1. Vous gagnez des congés, même pendant l'arrêt

Avant 2024, un salarié en arrêt maladie « classique » ne gagnait aucun jour de congé pendant son absence. Ce n'est plus le cas. Désormais, votre arrêt de travail continue de vous faire acquérir des congés payés, quelle que soit l'origine de la maladie ou de l'accident. C'est le grand changement, et il s'applique à tout le monde.

2. Combien de jours gagnez-vous ?

Tout dépend de la cause de votre arrêt :

  • Maladie ou accident de la vie courante (sans lien avec le travail) : vous gagnez 2 jours de congé par mois d'arrêt, dans la limite de 24 jours sur l'année, soit 4 semaines.
  • Accident du travail ou maladie professionnelle : vous gagnez 2,5 jours par mois, jusqu'à 30 jours par an, et sans limite de durée de l'arrêt.

3. Vous avez 15 mois pour poser ces congés (et votre employeur doit vous prévenir)

Si votre arrêt vous a empêché de poser vos congés à temps, vous disposez d'un délai de 15 mois pour les prendre après votre retour.

Point important : ce délai ne démarre que lorsque votre employeur vous a informé, par écrit (souvent sur le bulletin de paie), du nombre de jours dont vous disposez et de la date limite pour les poser. Tant qu'il ne l'a pas fait, vos congés ne sont pas perdus. Une fois informé, veillez à les prendre dans le délai indiqué.
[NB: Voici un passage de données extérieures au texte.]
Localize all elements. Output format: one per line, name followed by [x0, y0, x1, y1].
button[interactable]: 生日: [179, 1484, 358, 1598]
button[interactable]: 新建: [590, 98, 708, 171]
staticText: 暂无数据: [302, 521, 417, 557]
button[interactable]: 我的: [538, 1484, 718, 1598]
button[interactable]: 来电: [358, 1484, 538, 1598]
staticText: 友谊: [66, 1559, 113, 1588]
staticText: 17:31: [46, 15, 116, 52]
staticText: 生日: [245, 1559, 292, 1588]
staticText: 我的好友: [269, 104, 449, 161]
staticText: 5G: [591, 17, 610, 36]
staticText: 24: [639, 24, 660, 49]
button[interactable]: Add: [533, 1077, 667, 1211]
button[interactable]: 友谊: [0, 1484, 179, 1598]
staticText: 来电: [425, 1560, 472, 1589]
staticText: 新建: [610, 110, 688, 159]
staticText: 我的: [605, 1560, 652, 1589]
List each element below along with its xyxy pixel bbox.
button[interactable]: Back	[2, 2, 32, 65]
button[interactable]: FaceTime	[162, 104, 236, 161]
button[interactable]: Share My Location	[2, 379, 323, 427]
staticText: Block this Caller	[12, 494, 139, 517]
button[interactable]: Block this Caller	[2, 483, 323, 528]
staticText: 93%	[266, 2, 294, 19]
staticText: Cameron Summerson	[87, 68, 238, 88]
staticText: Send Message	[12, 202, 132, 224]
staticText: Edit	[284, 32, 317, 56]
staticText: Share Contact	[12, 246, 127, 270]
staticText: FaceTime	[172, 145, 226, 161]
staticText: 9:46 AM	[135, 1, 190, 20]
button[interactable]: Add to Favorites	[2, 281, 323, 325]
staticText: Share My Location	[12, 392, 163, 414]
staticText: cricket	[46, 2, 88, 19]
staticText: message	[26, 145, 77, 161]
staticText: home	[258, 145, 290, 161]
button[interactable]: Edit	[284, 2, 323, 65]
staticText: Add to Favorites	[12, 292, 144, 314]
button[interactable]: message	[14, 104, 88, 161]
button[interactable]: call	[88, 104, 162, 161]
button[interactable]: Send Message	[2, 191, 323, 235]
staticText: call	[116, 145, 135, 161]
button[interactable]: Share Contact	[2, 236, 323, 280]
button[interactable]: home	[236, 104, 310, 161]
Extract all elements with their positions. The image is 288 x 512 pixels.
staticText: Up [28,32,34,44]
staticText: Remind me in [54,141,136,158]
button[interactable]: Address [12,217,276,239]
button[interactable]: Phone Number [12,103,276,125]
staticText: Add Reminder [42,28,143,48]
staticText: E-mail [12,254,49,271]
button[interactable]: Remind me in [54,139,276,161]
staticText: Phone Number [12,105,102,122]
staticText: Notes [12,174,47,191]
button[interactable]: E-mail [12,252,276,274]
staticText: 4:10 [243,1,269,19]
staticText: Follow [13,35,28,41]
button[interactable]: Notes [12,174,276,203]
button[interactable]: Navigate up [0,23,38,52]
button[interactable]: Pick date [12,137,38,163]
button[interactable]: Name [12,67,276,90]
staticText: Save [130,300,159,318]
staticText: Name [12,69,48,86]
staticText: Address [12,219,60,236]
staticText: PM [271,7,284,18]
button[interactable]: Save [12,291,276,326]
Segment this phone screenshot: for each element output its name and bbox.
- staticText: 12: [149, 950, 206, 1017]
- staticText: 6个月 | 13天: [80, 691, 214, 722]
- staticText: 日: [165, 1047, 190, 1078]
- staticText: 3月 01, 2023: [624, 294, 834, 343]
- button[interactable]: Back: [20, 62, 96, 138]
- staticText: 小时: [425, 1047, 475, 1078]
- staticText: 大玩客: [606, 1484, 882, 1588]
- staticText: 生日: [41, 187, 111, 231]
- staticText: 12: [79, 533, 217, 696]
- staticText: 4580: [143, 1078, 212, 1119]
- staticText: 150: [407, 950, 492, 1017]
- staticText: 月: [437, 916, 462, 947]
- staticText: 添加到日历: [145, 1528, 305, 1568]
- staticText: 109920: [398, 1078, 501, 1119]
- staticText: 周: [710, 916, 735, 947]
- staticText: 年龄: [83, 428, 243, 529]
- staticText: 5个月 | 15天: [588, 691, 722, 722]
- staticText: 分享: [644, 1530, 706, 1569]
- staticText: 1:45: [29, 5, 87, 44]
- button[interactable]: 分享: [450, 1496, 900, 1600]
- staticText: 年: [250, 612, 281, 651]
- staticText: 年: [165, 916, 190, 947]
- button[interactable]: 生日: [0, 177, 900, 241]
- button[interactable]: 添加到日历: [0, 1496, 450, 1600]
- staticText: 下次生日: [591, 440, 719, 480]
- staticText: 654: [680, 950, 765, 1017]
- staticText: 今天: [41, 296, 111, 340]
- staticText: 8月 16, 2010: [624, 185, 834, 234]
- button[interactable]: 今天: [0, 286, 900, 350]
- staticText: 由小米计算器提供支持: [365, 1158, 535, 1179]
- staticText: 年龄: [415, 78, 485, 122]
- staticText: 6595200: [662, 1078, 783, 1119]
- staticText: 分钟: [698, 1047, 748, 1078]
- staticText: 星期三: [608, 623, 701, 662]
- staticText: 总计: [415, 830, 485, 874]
4. Attention : un arrêt très long peut vous faire perdre des congés

Si votre arrêt se prolonge sur plusieurs années sans interruption, une règle particulière s'applique. Les congés gagnés pendant vos premières années d'arrêt peuvent être définitivement perdus si vous ne reprenez pas le travail dans les 15 mois qui suivent l'année où vous les avez acquis. Autrement dit, une absence de très longue durée peut vous priver d'une partie de vos droits, même si vous n'avez jamais eu l'occasion de poser ces congés.

5. Pouvez-vous réclamer des congés pour le passé ?

La loi permet de remonter jusqu'à 2009 pour les arrêts sans lien avec le travail. Mais tout dépend de votre situation :

  • Vous êtes toujours dans la même entreprise : le délai spécial pour réclamer ces congés anciens s'est refermé en avril 2026. Il est donc, en principe, trop tard pour ce rattrapage.
  • Vous avez quitté l'entreprise : vous pouvez encore, en général, réclamer une somme correspondant à ces congés, dans un délai de 3 ans après votre départ. Selon votre date de départ, une démarche peut donc rester possible.

Pour les accidents du travail et maladies professionnelles, un recours reste parfois envisageable pour le passé, en s'appuyant sur les règles européennes. C'est plus technique : l'avis d'un avocat est alors particulièrement utile.


Chaque situation est différente : dates de l'arrêt, information reçue ou non de l'employeur, règles propres à votre convention collective. Pour faire le point précisément sur vos droits, rapprochez-vous d'un avocat en droit du travail.